Unidentified Analyst: Okay. Thank you. And then just a quick follow-up on LCD more as it relates to iDose. So iDose specifically mention LTV, but it looks like — I mean, that they’re asking for more — just more better data like they want 24-month published data for a broad label. Can you tell us when Glaukos would have 24-month data published for iDose? And do you think the Phase IIb data will be good enough to meet qualifications or we need Phase III data? And — and just lastly, like it seems like with eliminating the stacking, would — I mean, would that mean a physician would not be able to do an iStent plus iDose and get covered for it? Thanks for the question.
Joe Gilliam: I’ll start and Tom may want to comment on this one as well. I think as it relates to iDose, first and foremost, it’s not covered by this LCD. It’s a pharmaceutical, as you know, and at this stage is not within the purview of the LCD that was released by WPS. So I think that’s a different conversation entirely, and so we have to take that into consideration there. As you, I think, drew the line to sort of that broader evidence, I guess what I would say is I’m not sure that we will have ever — if we’re fortunate to get approval as we expect, that we’ll ever have launched a product that has more evidence behind it than iDose will at the time of the commercial launch. You’ve heard Tom reference on prior calls, the sheer number of peer-reviewed publications that we expect to have the totality of that evidence the number of patients within it as well as the long-term evidence is contained within it.
You’ll recall that we’ve already shown multiyear evidence in support of iDose out of our Phase II studies. And ultimately, we’ll expect to do the same over time out of our Phase III study. So I think the overall evidence there, we feel stacks up pretty good against any requests that may come from any payer, including the MAX.

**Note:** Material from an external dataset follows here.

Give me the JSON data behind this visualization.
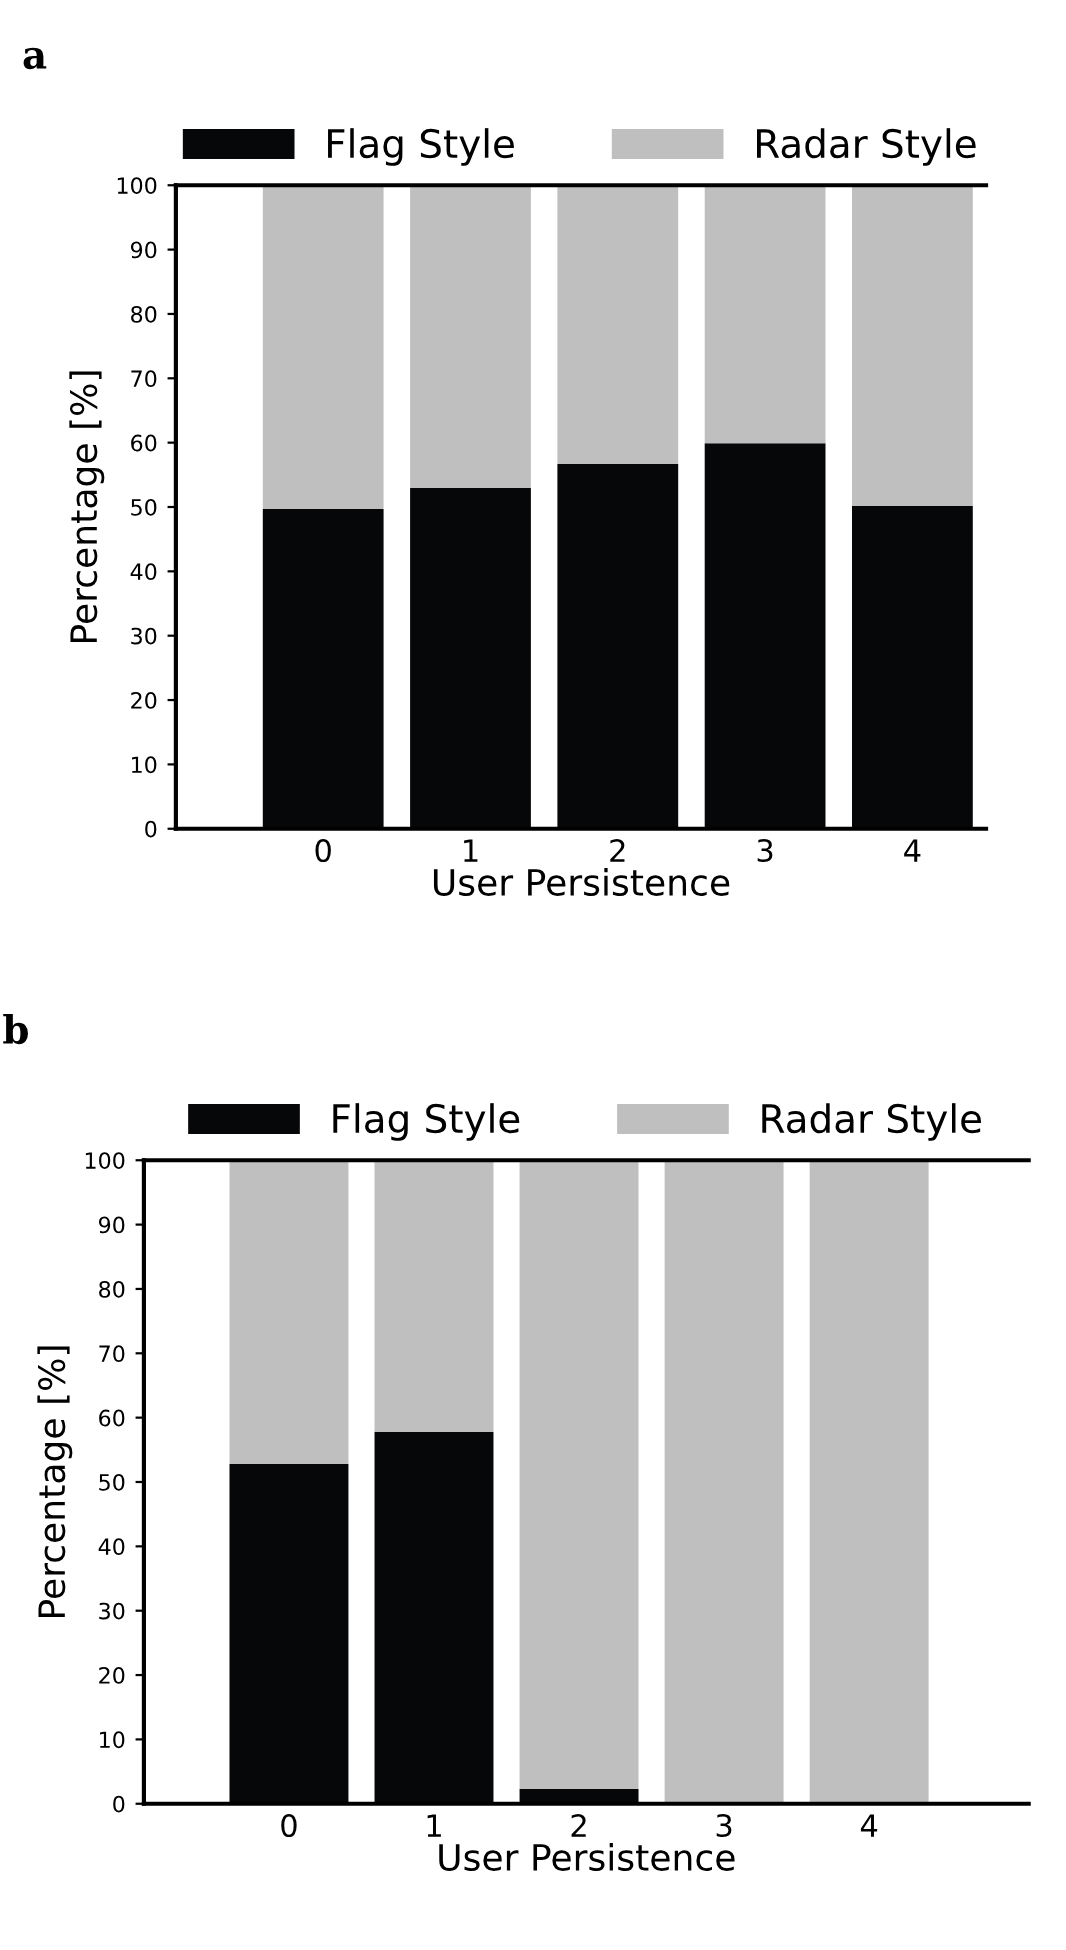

Tom Burns: Yes. And I would just add. I mean you think about the Phase IIb data we’ve carried out now, hopefully, with some impressions now out for three years. And those three years data, as we all know, show that 70% of those patients are controlled on the same or fewer meds versus the current standard of care from a topical standpoint, Timolol, which was 46. And so the data is profound, it’s robust, and we believe that it will — in any discussions with any payers in the future will serve us admirably to be able to receive fair and prompt payment.
Unidentified Analyst: Great. That helps and again, congrats on a nice quarter.
Tom Burns: Sure.
Operator: All right. Our next question comes from the line of Matthew O’Brien from Piper Sandler. Matthew, please go ahead.
Unidentified Analyst: Hi. This is Phil on for Matt. Thanks for taking our questions. For start is on glaucoma trends specifically, what was it about August that led to that pronounced seasonality? And how has that seasonality trending in Q4 and as it relates to guidance, what’s baked into that sequential step down in revenue? Is it more a function of working down that competitive inventory ahead of these LCDs taking effect? Or is it really more a positive in front of CMS’s final rule?
Tom Burns: Yeah. I think, well, first, in the context of the third quarter, what we saw in August was perhaps a new normal in the context of seasonality, but it was a little bit of an aberration versus what we’ve seen in the last couple of years. I think it was more similar quite frankly, what we saw back in 2019 in terms of seasonality than what we’ve seen in 2020 through 2022. And it really was just a softening of demand. It was across all of our U.S. procedures, glaucoma and corneal health in a pretty similar fashion. And in both those franchises were offset by strength in both July and September, strength that, to your question, has continued in October. When you think about how that translates into our 2023 guidance, we try to take into consideration a variety of variables as we exit the year.